Almost 90% of that $26 million savings comes in the final year of the contract, and it comes at the price of not having Paul George locked up for that year. While that mitigates the risk of George’s contract to the Pacers in some regards, it greatly enhances the risks of the Pacers being unable to retain George at the end of the contract. Also, you must consider the likelihood that the offer sheet would contain a player option for the fourth year. Paul George could become an unrestricted free agent a full two seasons sooner than the Pacers (and their fans) hope.
But, worst of all, it offers exactly zero dollars of savings for next season. This sets up a nightmare scenario where the Pacers fail to (a) lock up Paul George for the full five years and (b) are unable to pay market price for Lance Stephenson – if he continues to emerge.
None of this even considers the stress that could potentially be put on the relationship between Paul George and the Pacers. Things are great right now, but if talks sour to the point that George is forced to seek an offer elsewhere, that cannot help but do damage. Paul George is an extraordinarily well-grounded young man, but no one is capable of being entirely unemotional about their paycheck. This cannot be taken lightly in an organization whose success is dependent on chemistry and culture working hand-in-glove with talent.

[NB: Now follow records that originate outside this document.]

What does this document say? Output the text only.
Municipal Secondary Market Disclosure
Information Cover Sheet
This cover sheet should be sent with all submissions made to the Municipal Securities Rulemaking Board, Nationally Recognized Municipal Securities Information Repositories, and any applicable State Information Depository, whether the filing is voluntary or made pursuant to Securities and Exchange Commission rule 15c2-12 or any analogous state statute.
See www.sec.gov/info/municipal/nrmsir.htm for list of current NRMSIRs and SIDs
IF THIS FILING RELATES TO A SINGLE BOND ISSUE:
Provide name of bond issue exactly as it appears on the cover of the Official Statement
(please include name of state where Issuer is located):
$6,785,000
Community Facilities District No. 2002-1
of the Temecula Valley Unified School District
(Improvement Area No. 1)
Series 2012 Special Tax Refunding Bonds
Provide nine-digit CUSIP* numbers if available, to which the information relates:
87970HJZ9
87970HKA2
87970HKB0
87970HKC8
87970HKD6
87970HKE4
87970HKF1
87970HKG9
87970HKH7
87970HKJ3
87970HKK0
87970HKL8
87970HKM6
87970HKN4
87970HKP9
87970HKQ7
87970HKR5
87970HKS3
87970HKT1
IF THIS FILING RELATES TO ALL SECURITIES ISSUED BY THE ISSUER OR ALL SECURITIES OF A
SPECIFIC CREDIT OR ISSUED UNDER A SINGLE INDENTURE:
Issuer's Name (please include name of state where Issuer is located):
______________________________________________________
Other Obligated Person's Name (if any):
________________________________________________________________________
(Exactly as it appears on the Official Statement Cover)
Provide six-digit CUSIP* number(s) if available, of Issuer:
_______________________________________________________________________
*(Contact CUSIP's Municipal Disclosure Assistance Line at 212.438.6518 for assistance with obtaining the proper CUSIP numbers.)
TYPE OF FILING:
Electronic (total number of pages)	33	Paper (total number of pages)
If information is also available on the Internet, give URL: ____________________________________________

In effect, the Pacers have very little to win – and a whole lot to lose – by not getting this done before the season.
The Pacers are right to work as hard as they can to retain as much space and flexibility as they can. Bird will earn his money for next season by convincing Paul George to take something a little less than “it all” on this contract. He has a compelling case, but let’s be honest – it’s a somewhat unreasonable sacrifice to request of PG. Sure, it’s a lot of money, either way, but keep in mind, the Pacers would feel very little compunction about trading Paul, should it be in their best interest. Both sides attending their best interest (within reason) is sound responsibility, not selfishness.
However, it seems likely that everyone involved in the situation understands that keeping Paul George – and maintaining the outstanding relationship between the two parties – is of paramount importance. No one would be happy if achieving this goal limited or prevented the Pacers ability to keep Lance Stephenson – or any other player – but, it would still be a relatively easy decision.
With that in mind, it is in the best interest of both parties to get this deal done before Halloween. There will be plenty of hard choices to follow, but this is the one that is in front of them. Neither side can really deal with anything else until this is resolved.
They’re close, but the clock is ticking. It would be foolish of the Pacers – and Paul George – to let this linger into next summer.